Department of Veteran Affairs.
If the deceased person was a veteran, the Department of Veteran Affairs in the Australian government may be able to offer financial assistance to cover the costs of the funeral (DVA).
Some organisations, such as the Rotary Club and the Returned and Services League (RSL), may pay a modest funeral benefit to a member's family in order to assist with the financial burden of paying for a funeral. There is also the possibility that trade unions will provide a service.
There is a selection of loans with interest rates that are relatively low available on the market, and there is even a programme called a no-interest loan scheme (NILS) that is administered by a community organisation. If at all possible, steer clear of expensive payday lenders.
Which Type of Funeral Costs Less?
The amount that you will have to pay for a funeral service is highly variable depending on the options that you select. It is in your best interest to do some comparison shopping if you are planning a funeral, as you will most likely have a set budget in mind.
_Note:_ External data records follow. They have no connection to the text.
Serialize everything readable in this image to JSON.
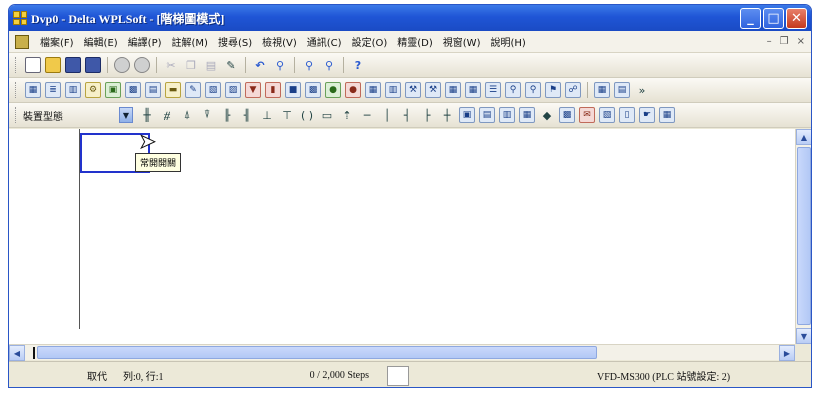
{
  "window": {
    "title": "Dvp0 - Delta WPLSoft - [階梯圖模式]",
    "minimize": "_",
    "maximize": "□",
    "close": "✕"
  },
  "menubar": {
    "items": [
      "檔案(F)",
      "編輯(E)",
      "編譯(P)",
      "註解(M)",
      "搜尋(S)",
      "檢視(V)",
      "通訊(C)",
      "設定(O)",
      "精靈(D)",
      "視窗(W)",
      "說明(H)"
    ],
    "restore": "- ",
    "mdi_restore": "ð",
    "mdi_close": "×"
  },
  "toolbar3": {
    "overflow": "»"
  },
  "toolbar4": {
    "dropdown_label": "裝置型態"
  },
  "ladder": {
    "tooltip": "常開開關"
  },
  "statusbar": {
    "mode": "取代",
    "position": "列:0, 行:1",
    "steps": "0 / 2,000 Steps",
    "plc": "VFD-MS300 (PLC 站號設定: 2)"
  },
  "icons": {
    "save": "disk-icon",
    "open": "folder-icon",
    "new": "new-document-icon"
  }
}
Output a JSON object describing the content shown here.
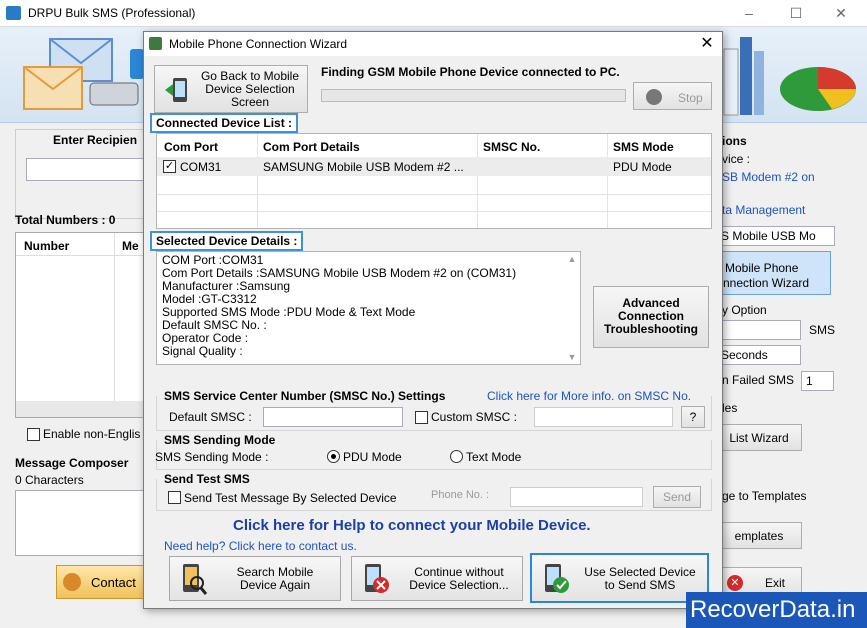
{
  "app": {
    "title": "DRPU Bulk SMS (Professional)",
    "window_controls": [
      "–",
      "☐",
      "✕"
    ],
    "enter_recipient_label": "Enter Recipien",
    "total_numbers": "Total Numbers : 0",
    "col_number": "Number",
    "col_message": "Me",
    "enable_non_english": "Enable non-Englis",
    "message_composer": "Message Composer",
    "characters": "0 Characters",
    "contact_btn": "Contact",
    "right": {
      "options_header": "ions",
      "device_label": "vice :",
      "modem_text": "SB Modem #2 on",
      "data_management": "ta Management",
      "device_select": "S Mobile USB Mo",
      "wizard_line1": "Mobile Phone",
      "wizard_line2": "nnection  Wizard",
      "option_label": "y Option",
      "sms_label": "SMS",
      "seconds": "Seconds",
      "failed_label": "n Failed SMS",
      "failed_value": "1",
      "files_label": "les",
      "list_wizard": "List Wizard",
      "templates_label": "ge to Templates",
      "templates_btn": "emplates",
      "exit_btn": "Exit"
    }
  },
  "dialog": {
    "title": "Mobile Phone Connection Wizard",
    "close": "✕",
    "go_back_btn": [
      "Go Back to Mobile",
      "Device Selection",
      "Screen"
    ],
    "finding_text": "Finding GSM Mobile Phone Device connected to PC.",
    "stop_btn": "Stop",
    "connected_title": "Connected Device List :",
    "table_headers": [
      "Com Port",
      "Com Port Details",
      "SMSC No.",
      "SMS Mode"
    ],
    "table_rows": [
      {
        "checked": true,
        "com_port": "COM31",
        "details": "SAMSUNG Mobile USB Modem #2 ...",
        "smsc": "",
        "mode": "PDU Mode"
      }
    ],
    "selected_title": "Selected Device Details :",
    "details_lines": [
      "COM Port :COM31",
      "Com Port Details :SAMSUNG Mobile USB Modem #2 on (COM31)",
      "Manufacturer :Samsung",
      "Model :GT-C3312",
      "Supported SMS Mode :PDU Mode & Text Mode",
      "Default SMSC No. :",
      "Operator Code :",
      "Signal Quality :"
    ],
    "advanced_btn": [
      "Advanced",
      "Connection",
      "Troubleshooting"
    ],
    "smsc_settings": "SMS Service Center Number (SMSC No.) Settings",
    "smsc_link": "Click here for More info. on SMSC No.",
    "default_smsc": "Default SMSC :",
    "custom_smsc": "Custom SMSC :",
    "help_q": "?",
    "sending_mode_title": "SMS Sending Mode",
    "sending_mode_label": "SMS Sending Mode :",
    "pdu_mode": "PDU Mode",
    "text_mode": "Text Mode",
    "send_test_title": "Send Test SMS",
    "send_test_check": "Send Test Message By Selected Device",
    "phone_no": "Phone No. :",
    "send_btn": "Send",
    "help_banner": "Click here for Help to connect your Mobile Device.",
    "need_help": "Need help? Click here to contact us.",
    "search_btn": [
      "Search Mobile",
      "Device Again"
    ],
    "continue_btn": [
      "Continue without",
      "Device Selection..."
    ],
    "use_btn": [
      "Use Selected Device",
      "to Send SMS"
    ]
  },
  "watermark": "RecoverData.in",
  "colors": {
    "accent": "#3e93d8",
    "help_text": "#1a3fa6",
    "link": "#1a55c0",
    "watermark_bg": "#1a57b8"
  }
}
How Much Does Cremation Cost?
According to the Cost of Death Report, cremation is estimated to cost between $3,108 and $7,187 in Australia, which is significantly less than the cost of burial. In general, cremation is more affordable than burial.
In addition to the financial implications, it would be beneficial for you to consider whether or not cremation is an exceptional service for your family. Even though there is no gravesite that your family can visit, they are more than welcome to disperse your ashes in a location that holds a meaningful significance to you, such as a beach that was one of your favourites.
You also have the option of having your ashes scattered in a specific location, such as a memorial garden or wall within a cemetery, for instance. Although this will result in an increase in expenses, it will also provide a location for your loved ones to visit you.
How Much Does Burial Cost?
Cremations are typically less expensive than traditional burials. The burial plot will account for a significant portion of the total cost of the funeral.
According to the findings of the Cost of Death Report, the price of a premium burial in Australia can range anywhere from almost $19,000 in an area of metropolitan Sydney to over $13,000 in either Tasmania or the Australian Capital Territory, depending on the location of the burial and the specific type of service that the family selects.
Because of their religious or family traditions, some people in Australia would rather bury their loved one than attend a funeral service.
One of the advantages of doing so is providing your family with a specific location that they can go to in order to think about and talk about you.
Your friends and family can also bring flowers and take care of the burial site, both of which are acts that can be very comforting to you. Ways to Save on Funeral Costs
If you would prefer to have a more basic service, there are several ways you can reduce the costs of your funeral:
- Cremation: Opt for cremation rather than burial to save on one of the highest costs.
- Compare: Shop around to compare online and visit various funeral directors to obtain price lists.
- Basic coffin: Choose a basic wooden coffin if being cremated, as it will be cremated along with your remains.
- Home service: Hold a memorial service at the house of a friend or loved one (commonly known as awake).
- Self-drive: Save on funeral cars and limousines by arranging for family members to drive their cars.
- Share online: Save on the cost of a newspaper notice and share the funeral details online via email/social media.